Celakanya, hampir semua undang-undang, seperti undang-undang tentang minyak, gas, mineral, listrik, air, dan keuangan, sangat liberal. Acuannya ialah kepentingan asing atau lembaga donor. Makanya, sejumlah pemohon mengajukan judicial review Undang-Undang Nomor 33 Tahun 2004 tentang Perimbangan Keuangan Antara Pemerintah Pusat dan Pemerintah Daerah (UU 33/2004) terhadap Undang-Undang Dasar Negara Republik Indonesia Tahun 1945 (UUD 1945) ke Mahkamah Konstitusi (MK), juga menggugat UU 22/2001 tentang Minyak dan Gas Bumi karena membuka liberalisasi pengelolaan migas sehingga perusahaan asing menguasai dunia permigasan Indonesia sampai 89 persen.

Perundang-undangan yang pro-asing tidak menyehatkan Anggaran Pendapatan dan Belanja Negara (APBN) yang bernilai Rp 1.500 triliun tetapi negara berhutang Rp 1.825 triliun dan pemasukan negara hanya Rp 1.200 triliun.
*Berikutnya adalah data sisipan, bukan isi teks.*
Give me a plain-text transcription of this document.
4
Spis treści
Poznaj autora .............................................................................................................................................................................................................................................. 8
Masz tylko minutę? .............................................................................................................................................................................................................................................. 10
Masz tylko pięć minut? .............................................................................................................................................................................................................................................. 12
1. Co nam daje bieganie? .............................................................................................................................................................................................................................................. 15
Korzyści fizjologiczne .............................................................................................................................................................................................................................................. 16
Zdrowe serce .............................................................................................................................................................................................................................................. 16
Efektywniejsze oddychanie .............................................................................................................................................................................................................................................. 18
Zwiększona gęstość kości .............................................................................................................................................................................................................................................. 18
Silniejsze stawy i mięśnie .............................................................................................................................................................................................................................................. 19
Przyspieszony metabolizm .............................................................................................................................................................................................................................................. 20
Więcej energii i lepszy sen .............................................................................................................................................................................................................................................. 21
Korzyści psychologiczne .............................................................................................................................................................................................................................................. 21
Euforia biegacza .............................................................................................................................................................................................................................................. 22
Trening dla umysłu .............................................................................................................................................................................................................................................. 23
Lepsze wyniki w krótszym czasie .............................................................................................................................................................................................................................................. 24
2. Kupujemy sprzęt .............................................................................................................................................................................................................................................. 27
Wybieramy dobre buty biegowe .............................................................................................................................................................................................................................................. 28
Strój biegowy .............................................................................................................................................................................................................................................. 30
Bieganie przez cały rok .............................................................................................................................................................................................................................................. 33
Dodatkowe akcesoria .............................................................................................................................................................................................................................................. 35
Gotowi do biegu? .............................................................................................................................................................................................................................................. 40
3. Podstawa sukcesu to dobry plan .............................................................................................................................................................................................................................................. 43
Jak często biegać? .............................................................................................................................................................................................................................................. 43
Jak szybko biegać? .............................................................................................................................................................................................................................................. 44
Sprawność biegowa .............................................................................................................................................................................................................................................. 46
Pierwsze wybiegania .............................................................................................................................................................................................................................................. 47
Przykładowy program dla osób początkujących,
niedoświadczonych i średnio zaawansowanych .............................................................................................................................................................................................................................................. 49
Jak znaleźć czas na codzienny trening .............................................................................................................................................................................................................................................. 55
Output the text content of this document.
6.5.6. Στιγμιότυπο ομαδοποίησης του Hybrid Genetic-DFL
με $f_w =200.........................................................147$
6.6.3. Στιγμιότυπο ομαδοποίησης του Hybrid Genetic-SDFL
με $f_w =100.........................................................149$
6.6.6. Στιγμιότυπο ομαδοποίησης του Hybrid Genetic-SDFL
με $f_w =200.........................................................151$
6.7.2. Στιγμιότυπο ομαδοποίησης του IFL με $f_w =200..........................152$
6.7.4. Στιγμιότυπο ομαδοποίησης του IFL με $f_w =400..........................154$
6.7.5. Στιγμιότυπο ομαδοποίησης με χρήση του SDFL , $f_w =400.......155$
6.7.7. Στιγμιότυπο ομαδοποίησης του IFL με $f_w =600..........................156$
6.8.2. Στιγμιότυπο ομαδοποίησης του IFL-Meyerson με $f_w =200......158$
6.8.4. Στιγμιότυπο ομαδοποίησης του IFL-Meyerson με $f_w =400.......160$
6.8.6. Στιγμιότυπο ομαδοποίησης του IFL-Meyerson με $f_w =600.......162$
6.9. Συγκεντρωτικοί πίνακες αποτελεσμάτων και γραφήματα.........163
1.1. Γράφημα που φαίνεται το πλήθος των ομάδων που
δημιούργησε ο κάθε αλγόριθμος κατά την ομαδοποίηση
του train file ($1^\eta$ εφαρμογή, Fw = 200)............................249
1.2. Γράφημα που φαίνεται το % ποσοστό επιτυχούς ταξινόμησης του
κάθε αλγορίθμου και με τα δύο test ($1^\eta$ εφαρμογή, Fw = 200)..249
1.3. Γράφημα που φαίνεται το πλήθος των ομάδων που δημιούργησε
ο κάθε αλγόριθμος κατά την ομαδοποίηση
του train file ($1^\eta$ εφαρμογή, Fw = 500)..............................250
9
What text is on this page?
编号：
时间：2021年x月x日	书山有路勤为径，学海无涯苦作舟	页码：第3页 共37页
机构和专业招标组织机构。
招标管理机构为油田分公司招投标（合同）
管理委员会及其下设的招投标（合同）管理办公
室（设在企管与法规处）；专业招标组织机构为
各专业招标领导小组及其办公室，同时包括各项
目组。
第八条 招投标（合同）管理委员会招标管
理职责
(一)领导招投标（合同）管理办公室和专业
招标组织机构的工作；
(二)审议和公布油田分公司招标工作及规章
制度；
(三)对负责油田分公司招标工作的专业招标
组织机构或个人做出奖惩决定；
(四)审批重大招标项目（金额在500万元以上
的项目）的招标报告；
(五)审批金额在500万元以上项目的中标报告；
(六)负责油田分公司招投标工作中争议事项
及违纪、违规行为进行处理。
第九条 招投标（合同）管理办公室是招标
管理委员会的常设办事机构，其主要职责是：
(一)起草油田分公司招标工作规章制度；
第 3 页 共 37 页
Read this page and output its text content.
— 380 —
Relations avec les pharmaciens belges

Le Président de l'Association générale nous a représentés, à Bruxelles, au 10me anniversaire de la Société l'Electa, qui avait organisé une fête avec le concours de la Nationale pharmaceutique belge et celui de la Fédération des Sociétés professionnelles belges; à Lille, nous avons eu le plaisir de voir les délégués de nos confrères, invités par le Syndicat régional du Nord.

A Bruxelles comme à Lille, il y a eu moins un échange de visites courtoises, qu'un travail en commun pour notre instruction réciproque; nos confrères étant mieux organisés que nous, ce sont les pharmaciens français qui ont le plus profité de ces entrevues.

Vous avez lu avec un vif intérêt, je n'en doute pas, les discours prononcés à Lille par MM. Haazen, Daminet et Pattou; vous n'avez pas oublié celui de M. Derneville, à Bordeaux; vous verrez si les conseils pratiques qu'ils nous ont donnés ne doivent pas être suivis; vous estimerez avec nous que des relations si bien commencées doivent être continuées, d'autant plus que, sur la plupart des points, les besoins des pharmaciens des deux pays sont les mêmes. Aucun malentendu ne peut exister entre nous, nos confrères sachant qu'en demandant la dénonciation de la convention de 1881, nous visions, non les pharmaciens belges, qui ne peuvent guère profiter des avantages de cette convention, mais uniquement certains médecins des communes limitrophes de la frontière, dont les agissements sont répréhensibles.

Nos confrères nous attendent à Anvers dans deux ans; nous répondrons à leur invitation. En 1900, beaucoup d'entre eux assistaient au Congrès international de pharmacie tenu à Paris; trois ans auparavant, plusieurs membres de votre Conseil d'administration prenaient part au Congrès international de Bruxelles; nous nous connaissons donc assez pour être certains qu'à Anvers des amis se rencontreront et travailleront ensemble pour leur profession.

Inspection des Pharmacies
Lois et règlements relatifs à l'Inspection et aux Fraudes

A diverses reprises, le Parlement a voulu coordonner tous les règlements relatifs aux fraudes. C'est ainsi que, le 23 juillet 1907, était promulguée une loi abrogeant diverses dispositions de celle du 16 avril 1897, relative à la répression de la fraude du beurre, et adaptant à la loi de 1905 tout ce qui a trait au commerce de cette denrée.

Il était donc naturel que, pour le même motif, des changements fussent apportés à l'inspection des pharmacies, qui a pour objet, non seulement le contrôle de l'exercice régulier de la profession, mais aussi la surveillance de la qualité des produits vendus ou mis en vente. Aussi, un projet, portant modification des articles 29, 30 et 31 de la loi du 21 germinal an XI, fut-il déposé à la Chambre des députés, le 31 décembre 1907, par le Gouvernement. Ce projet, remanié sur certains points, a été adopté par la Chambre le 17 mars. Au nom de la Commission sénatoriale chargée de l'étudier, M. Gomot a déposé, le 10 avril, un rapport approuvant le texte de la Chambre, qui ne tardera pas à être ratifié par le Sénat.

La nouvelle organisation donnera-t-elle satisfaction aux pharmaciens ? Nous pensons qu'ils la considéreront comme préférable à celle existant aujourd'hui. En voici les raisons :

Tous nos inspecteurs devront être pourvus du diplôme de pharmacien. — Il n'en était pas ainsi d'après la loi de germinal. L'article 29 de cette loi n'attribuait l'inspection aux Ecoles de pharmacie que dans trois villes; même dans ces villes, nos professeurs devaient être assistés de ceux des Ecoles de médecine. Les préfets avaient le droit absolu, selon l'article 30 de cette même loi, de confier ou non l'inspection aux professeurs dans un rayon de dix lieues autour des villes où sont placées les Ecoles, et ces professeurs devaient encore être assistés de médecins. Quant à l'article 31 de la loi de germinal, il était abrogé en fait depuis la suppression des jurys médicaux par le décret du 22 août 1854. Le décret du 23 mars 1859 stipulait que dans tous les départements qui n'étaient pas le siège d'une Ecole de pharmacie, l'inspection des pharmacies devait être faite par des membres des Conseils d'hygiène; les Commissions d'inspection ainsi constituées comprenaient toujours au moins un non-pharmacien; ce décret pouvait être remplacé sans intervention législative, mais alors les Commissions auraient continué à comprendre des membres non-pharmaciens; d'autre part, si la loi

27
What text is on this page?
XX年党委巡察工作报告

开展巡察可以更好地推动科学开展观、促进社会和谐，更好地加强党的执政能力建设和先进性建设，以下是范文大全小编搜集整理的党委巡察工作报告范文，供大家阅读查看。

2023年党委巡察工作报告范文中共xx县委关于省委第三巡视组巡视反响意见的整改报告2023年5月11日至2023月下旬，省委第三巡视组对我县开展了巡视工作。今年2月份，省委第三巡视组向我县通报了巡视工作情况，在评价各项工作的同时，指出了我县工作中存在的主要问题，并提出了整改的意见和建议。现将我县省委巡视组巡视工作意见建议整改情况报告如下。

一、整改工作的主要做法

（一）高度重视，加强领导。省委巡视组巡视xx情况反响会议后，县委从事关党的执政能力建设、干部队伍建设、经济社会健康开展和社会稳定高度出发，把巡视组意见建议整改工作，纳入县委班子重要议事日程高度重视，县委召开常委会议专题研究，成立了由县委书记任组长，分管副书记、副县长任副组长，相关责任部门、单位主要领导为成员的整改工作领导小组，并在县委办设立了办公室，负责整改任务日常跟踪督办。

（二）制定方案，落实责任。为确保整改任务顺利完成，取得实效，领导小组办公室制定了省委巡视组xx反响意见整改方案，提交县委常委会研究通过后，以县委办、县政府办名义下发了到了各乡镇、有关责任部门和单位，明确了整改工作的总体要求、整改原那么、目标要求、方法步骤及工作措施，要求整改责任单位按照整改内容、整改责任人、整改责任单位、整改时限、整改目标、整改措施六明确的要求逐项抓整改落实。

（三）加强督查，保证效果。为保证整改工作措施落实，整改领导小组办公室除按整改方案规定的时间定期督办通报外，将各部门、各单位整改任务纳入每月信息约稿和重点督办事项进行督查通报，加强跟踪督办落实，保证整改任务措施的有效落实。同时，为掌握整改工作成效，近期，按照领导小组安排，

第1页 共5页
Sebagian besar anggaran tidak untuk belanja pembangunan. Pemerintahan cenderung menggunakannya untuk dirinya, mengabaikan kebutuhan masyarakat.

Citra demokrasi rusak. Demokrasi justru menyulitkan hidup dan mendukung otoritarianisme. Kita memasuki pemerintahan yang lemah, bahkan tanpa otoritas. Demokratisasi lewat sistem multipartai menjadi kesempatan otoritas politik menyebar ke dalam banyak lembaga, bahkan ke daerah-daerah. Demokratisasi cenderung pro kekuatan modal ketimbang kapasitas manusia, sehingga ongkos politik menjadi amat mahal.

Konflik berlatar agama, suku, dan golongan terjadi beberapa kali tanpa penyelesaian. Rentetan peristiwa kekerasan dan kekacauan berlanjut sejak Soeharto lengser hingga kini.

Jangan-jangan pemboceng reformasi telah menguasai Indonesia. Ketika Deklarasi Ciganjur tanggal 10 November 1998, aktivis mahasiswa menyerahkan proses reformasi kepada elite, yaitu Abdurrahman “Gus Dur” Wahid, Sultan Hamengku Buwono X, Megawati Soekarnoputri, dan Mohammad Amien Rais. Dari sudut pandang tertentu, peristiwa itu antiklimaks karena aktivisi mahasiswa menyerahkan momen reformasi kepada partai-partai politik yang kini terbukti karut-marut.

Reformasi harus kembali ke tujuan. Semua itu membutuhkan keteladanan pemimpin serta sistem ketatanegaraan yang benar. Jangan menunggu penurunan kepercayaan karena dapat berakibat perlawanan seperti akhir-akhir ini terjadi di beberapa negara. Reformasi di bawah kepemimpinan Yudhoyono gagal mengemban amanah reformasi.